Troubled automotive supplier Webasto appoints restructuring boss

Webasto, a major automotive supplier from Germany specializing in roofs, batteries, heating, and cooling systems, has appointed Johann Stohner as its Chief Restructuring Officer to secure the company’s future amid worsening economic conditions and a growing debt pile. This move is a direct result of the ongoing crisis in the European automotive industry.

With slowing EV sales growth after massive investments from most large automotive manufacturers, the European car industry faces troubling times. Audi has abandoned its Brussels plant, and Volkswagen threatened to close up to three German factories but reached a deal with unions in December 2024. And with fewer cars produced on European soil, automotive suppliers also suffer.

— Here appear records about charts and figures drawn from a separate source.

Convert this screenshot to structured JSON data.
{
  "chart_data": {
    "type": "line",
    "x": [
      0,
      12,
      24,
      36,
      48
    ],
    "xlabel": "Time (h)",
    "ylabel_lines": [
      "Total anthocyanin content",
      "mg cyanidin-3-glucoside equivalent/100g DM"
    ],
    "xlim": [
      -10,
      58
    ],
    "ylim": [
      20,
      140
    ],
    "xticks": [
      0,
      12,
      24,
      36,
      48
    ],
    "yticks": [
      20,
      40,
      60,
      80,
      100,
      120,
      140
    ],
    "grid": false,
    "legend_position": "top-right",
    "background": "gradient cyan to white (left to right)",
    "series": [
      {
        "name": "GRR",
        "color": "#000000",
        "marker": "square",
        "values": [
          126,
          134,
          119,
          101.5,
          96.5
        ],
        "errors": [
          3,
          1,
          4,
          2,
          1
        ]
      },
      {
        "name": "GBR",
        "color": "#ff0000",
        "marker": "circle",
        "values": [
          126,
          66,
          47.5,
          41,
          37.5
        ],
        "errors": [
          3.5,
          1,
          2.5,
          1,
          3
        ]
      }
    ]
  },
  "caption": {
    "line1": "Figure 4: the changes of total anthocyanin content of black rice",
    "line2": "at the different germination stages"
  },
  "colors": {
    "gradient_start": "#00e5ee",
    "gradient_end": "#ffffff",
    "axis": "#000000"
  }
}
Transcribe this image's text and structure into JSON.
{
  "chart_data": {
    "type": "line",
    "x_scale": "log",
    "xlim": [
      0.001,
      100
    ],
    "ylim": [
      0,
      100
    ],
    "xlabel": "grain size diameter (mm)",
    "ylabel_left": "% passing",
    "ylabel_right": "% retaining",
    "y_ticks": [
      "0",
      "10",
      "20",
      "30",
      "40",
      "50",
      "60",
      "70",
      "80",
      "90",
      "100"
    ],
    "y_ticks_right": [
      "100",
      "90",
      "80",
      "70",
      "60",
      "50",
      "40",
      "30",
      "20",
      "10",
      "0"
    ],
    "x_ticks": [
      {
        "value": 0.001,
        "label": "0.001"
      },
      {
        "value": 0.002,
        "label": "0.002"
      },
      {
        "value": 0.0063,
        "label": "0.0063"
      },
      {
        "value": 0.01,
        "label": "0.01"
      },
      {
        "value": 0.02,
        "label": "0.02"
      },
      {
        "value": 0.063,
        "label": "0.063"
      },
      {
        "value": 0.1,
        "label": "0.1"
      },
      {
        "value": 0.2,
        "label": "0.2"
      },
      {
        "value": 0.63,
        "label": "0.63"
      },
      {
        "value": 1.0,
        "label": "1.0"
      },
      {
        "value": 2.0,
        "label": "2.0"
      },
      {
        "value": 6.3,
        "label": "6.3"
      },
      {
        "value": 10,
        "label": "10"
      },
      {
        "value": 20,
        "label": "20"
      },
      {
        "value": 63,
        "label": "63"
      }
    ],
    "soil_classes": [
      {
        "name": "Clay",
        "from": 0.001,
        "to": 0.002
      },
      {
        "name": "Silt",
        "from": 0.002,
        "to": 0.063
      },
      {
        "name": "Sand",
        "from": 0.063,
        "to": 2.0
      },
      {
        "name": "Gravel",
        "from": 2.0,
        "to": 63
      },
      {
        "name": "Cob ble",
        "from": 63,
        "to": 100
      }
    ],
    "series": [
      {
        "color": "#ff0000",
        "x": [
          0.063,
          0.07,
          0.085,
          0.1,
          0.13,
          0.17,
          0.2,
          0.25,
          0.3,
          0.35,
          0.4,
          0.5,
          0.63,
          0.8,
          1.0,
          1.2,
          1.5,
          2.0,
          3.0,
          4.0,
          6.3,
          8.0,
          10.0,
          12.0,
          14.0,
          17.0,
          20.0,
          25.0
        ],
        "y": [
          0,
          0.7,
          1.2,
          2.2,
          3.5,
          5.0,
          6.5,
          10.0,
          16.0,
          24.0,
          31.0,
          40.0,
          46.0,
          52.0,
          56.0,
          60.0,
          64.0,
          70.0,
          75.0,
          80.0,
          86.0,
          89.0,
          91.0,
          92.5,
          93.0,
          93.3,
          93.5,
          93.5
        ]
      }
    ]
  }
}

Even worse economic conditions than expected

Suppliers like Webasto, a German company specializing in automotive roofs (panoramic glass, sun, and convertible roofs), battery and charging solutions, and heating and cooling systems (like parking heaters for EVs, campers, and temperature-controlled road transport).

Webasto has over 50 locations worldwide and is a top 100 automotive supplier. It started a streamlining process in early 2024, but conditions worsened even further, and it is now facing over 1.2 billion euros in debt.

To accelerate the restructuring process, the company has appointed Johann Stohner from the consulting firm Alvarez & Marsal as its Chief Restructuring Officer (CRO) from January 15th. He will work with the owner families and lending banks to create a restructuring plan that will please the creditors and secure the company’s future.

‘Streamlining and sharpening’

“We were on the right track with the optimization program we launched at the beginning of 2024. However, the general conditions in the automotive industry continued to deteriorate significantly for us in the second half of the year,” says Dr. Holger Engelmann, Chairman of the Management Board of Webasto.

“We must continue to consistently adapt our production and development capacities to the changed situation, streamline our organization as a whole, and further sharpen our product range.”

The first results of this appointment are expected by the beginning of the second quarter of 2025 (around April) when the extended Management Board will develop additional restructuring measures in cooperation with the Supervisory Board and the Works Council. Expect a significant loss of jobs and a smaller product offering to cut costs.